Why is fish soup so good for kids?

It is a natural concentrated food source (I admit to having a small yet, apparent obsession with such sources) of minerals including calcium, magnesium, selenium and phosphorous. The fish head contains the thyroid gland along with iodine, thyroid hormone, and other healthy substances that were used since ancient times to induce strength, energy and mental abilities (sounds like just what my school-child and I need in these chilly pre-winter days). Fish broth also contains gelatin that aids digestion and helps in the management of anemia and diabetes. In short, it’s a good stuff.

Playtime with fish

Which fish makes a good stock?

White-fleshed fish should be chosen. Think: sole, turbot, rockfish, snapper, snapper, sea bass or cod. On the other hand, oily fish including salmon, mackerel, bluefish, herring and sardines are not a good choice since unsaturated fish oils turn rancid during the prolonged cooking process.
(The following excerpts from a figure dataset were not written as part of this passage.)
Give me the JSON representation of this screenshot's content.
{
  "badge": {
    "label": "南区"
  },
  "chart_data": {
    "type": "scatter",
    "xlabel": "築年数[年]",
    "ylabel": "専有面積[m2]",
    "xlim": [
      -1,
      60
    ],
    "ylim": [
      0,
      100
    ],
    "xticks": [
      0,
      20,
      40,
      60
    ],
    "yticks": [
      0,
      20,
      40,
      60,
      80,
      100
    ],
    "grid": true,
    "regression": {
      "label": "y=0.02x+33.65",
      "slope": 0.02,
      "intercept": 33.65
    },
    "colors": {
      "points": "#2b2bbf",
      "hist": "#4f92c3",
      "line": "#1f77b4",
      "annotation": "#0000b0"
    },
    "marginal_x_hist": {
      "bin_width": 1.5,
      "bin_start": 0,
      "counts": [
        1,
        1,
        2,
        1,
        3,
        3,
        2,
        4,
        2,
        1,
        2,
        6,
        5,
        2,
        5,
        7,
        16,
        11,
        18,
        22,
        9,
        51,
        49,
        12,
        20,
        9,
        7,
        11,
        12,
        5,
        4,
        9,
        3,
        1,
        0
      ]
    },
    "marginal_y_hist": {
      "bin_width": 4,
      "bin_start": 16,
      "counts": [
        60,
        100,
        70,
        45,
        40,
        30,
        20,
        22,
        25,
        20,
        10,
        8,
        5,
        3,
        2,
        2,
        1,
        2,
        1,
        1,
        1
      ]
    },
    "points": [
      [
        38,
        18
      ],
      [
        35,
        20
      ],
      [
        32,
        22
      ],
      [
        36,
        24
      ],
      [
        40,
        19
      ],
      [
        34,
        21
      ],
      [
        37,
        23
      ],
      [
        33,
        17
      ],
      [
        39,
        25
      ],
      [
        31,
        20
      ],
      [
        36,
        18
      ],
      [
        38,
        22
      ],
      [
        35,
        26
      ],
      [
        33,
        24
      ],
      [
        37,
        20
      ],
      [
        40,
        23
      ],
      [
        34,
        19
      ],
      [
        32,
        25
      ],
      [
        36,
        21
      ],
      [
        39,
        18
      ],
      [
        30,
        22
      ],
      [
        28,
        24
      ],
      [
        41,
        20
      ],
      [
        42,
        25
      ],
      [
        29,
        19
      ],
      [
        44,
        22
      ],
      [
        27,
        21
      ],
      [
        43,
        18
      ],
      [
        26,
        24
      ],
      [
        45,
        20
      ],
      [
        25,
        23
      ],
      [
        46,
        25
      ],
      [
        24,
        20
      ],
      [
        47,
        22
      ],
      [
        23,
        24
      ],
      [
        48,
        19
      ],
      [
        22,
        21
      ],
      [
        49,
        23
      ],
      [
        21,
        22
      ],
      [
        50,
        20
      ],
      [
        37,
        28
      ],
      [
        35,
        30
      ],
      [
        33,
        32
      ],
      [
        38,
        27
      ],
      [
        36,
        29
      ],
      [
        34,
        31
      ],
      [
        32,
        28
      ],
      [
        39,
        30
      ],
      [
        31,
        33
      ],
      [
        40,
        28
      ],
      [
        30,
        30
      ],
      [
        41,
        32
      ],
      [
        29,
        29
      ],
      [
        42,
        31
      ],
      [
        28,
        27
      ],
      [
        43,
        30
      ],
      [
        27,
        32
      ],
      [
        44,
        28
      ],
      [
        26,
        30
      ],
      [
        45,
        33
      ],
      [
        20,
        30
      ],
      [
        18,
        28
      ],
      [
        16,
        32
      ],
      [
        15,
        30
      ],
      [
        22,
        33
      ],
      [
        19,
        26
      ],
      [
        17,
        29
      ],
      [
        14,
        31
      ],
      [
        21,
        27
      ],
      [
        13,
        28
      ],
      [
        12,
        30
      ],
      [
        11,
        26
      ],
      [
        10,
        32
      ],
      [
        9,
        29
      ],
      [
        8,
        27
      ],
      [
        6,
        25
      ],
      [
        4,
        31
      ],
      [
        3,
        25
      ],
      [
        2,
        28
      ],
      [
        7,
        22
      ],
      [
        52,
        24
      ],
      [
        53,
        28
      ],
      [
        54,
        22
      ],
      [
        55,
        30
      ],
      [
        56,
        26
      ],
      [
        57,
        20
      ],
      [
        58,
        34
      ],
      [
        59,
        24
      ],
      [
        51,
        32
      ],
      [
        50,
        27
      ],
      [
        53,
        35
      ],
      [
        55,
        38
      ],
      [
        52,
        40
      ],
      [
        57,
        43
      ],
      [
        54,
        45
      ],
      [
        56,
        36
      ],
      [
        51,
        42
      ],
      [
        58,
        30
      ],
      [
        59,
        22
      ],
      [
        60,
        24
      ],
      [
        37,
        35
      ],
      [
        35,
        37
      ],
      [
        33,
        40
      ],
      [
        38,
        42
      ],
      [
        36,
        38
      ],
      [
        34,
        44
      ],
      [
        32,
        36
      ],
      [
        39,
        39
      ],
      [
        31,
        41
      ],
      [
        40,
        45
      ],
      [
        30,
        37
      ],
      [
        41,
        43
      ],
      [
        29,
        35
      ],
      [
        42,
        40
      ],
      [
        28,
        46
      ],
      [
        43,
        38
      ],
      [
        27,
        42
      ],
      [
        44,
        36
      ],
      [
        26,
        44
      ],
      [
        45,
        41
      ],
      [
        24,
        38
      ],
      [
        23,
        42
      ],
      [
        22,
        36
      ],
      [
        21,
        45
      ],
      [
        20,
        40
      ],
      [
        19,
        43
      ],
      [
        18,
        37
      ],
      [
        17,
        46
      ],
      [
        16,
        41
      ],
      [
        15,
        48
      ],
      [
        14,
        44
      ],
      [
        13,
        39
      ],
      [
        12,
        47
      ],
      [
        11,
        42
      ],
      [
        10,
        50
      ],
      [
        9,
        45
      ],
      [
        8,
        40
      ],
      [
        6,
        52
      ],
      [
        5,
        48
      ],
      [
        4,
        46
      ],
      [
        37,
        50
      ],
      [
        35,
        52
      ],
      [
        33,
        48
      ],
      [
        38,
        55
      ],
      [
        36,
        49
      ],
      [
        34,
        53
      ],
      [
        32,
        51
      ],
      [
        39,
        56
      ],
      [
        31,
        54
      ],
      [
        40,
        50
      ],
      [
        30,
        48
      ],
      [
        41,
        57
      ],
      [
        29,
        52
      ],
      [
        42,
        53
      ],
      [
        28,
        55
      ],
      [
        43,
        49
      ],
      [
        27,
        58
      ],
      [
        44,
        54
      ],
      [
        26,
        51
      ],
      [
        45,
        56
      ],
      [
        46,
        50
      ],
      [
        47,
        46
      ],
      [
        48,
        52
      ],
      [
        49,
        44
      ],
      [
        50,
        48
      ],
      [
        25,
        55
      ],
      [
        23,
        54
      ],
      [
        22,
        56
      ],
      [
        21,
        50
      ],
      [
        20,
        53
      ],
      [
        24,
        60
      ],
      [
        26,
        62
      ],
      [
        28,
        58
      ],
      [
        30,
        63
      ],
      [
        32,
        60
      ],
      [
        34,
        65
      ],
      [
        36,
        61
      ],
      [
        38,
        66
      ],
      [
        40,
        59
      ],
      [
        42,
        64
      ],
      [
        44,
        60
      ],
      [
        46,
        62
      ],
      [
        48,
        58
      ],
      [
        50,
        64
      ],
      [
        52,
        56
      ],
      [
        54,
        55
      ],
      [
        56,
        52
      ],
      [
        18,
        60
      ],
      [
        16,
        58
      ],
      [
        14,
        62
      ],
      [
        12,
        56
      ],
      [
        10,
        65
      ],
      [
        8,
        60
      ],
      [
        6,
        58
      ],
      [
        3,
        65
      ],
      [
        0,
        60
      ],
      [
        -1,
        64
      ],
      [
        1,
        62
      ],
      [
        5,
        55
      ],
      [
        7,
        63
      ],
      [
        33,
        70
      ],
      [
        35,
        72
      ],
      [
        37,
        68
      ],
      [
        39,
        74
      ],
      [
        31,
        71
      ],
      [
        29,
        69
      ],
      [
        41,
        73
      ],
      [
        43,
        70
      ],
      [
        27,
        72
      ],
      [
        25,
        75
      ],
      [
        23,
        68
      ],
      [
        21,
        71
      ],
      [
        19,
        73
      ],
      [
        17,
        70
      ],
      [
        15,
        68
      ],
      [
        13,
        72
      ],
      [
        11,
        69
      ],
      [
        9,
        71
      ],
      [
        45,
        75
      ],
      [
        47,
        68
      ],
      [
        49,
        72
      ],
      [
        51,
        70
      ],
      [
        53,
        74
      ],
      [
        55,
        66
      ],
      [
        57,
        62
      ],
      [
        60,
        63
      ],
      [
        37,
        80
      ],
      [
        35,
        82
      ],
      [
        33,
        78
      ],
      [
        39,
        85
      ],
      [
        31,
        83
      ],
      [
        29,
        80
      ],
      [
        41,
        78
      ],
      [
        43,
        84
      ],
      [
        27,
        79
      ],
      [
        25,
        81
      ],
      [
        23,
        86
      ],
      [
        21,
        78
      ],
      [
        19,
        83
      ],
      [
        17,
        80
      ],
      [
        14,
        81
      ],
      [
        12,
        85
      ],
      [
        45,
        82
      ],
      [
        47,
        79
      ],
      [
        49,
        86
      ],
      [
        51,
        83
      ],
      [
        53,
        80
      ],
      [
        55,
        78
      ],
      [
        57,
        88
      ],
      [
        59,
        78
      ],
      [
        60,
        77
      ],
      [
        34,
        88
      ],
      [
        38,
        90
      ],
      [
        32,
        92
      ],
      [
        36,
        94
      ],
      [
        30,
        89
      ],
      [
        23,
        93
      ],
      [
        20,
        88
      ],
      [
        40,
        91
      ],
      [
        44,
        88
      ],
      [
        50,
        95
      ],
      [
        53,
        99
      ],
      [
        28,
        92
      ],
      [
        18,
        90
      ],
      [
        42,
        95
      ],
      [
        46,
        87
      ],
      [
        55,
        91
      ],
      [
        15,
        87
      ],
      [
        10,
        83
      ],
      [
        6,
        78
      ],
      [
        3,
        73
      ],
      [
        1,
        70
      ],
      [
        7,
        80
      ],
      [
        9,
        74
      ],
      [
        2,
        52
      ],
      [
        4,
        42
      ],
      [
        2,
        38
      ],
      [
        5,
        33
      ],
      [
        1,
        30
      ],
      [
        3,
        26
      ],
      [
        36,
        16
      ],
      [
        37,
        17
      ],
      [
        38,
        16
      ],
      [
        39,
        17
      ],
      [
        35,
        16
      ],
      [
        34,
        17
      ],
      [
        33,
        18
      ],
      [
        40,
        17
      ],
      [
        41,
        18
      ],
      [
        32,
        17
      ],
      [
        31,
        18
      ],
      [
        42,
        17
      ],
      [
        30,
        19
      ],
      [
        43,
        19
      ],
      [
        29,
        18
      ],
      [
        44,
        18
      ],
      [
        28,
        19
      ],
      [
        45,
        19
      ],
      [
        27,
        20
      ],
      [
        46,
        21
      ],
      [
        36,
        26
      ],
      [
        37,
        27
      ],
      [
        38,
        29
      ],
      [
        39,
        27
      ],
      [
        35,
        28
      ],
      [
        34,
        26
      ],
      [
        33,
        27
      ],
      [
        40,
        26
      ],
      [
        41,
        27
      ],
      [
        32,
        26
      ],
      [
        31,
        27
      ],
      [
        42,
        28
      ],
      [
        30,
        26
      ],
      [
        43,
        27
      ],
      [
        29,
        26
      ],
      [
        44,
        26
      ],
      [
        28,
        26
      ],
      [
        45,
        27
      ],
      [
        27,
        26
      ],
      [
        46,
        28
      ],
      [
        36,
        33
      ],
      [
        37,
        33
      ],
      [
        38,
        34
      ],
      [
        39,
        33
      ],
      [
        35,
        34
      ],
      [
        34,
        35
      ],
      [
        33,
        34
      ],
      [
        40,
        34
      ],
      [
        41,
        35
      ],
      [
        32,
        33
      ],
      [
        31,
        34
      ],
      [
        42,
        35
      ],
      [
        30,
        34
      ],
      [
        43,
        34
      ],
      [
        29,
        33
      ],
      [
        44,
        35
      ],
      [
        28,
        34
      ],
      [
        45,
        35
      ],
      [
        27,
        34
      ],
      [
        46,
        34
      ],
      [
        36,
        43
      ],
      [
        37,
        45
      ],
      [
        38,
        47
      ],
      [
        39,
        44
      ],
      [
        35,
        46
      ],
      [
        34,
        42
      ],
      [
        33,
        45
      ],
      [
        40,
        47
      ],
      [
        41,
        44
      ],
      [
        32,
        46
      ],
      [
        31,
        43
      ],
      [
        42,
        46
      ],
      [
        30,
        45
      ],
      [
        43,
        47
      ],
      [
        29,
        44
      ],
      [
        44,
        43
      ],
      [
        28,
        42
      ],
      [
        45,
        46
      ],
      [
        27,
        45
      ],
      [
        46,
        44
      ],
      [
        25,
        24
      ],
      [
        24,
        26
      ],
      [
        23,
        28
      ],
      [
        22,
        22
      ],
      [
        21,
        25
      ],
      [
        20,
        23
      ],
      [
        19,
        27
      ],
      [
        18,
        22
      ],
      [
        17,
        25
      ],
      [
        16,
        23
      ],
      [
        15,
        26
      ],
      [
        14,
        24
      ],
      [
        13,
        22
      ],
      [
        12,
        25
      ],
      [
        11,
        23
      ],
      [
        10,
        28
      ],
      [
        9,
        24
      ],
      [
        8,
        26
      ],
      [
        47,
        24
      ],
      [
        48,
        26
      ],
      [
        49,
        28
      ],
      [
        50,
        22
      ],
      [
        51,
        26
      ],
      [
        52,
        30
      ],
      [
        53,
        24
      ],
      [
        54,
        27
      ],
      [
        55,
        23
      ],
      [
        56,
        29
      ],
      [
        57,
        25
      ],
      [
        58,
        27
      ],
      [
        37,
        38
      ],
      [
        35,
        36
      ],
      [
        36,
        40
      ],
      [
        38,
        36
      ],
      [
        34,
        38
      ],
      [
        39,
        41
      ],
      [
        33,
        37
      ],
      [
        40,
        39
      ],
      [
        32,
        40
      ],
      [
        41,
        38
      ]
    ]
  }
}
So, here is a recipe for a very easy, yet superb meal that you can offer to your child! Very easy on the pocket too.

Easy Fish Alphabet Broth


  • Fish heads (about 1 pound)
  • ¼ cup of organic vinegar (it helps extract the minerals)
  • Cold water (to cover completely)
  • Salt and pepper to taste
  • Optional additions: onion, carrot, celery, leak, celeriac, parsley, bay leaf


  • Rinse the heads under cold water. If you intend to eat them, descale thoroughly.

Fresh fish heads

  • Add the fish heads and any vegetables of your choice to the pot
  • Add cold water to cover everything
  • Add vinegar
  • Bring to a boil
  • Reduce heat, cover and gently simmer for about for 2-4 hrs (some folks go as long as 24 hrs).
  • Strain everything through a fine sieve. Put the fish heads aside.

Fish stock and heads

  • Return the stock to the pot and bring to a boil again. For some extra fun, I add one tablespoon of alphabet pasta and cook for another five minutes. Rice, barley, potatoes have worked really well too.

Alphabet pasta

  • Season as desired.
  • Enjoy immediately

Fish soup for kids

What to do with the cooked fish heads?

Andrew Zimmern would probably be offended by this question. Yes, we eat everything that can safely be swallowed. Isn’t it only natural and ethical to eat everything? I certainly think so. Zoe, since early age, copied her daddy and learned how to gnaw on bones with appreciation.

Comforting, healthy, flavorful and…inspiring!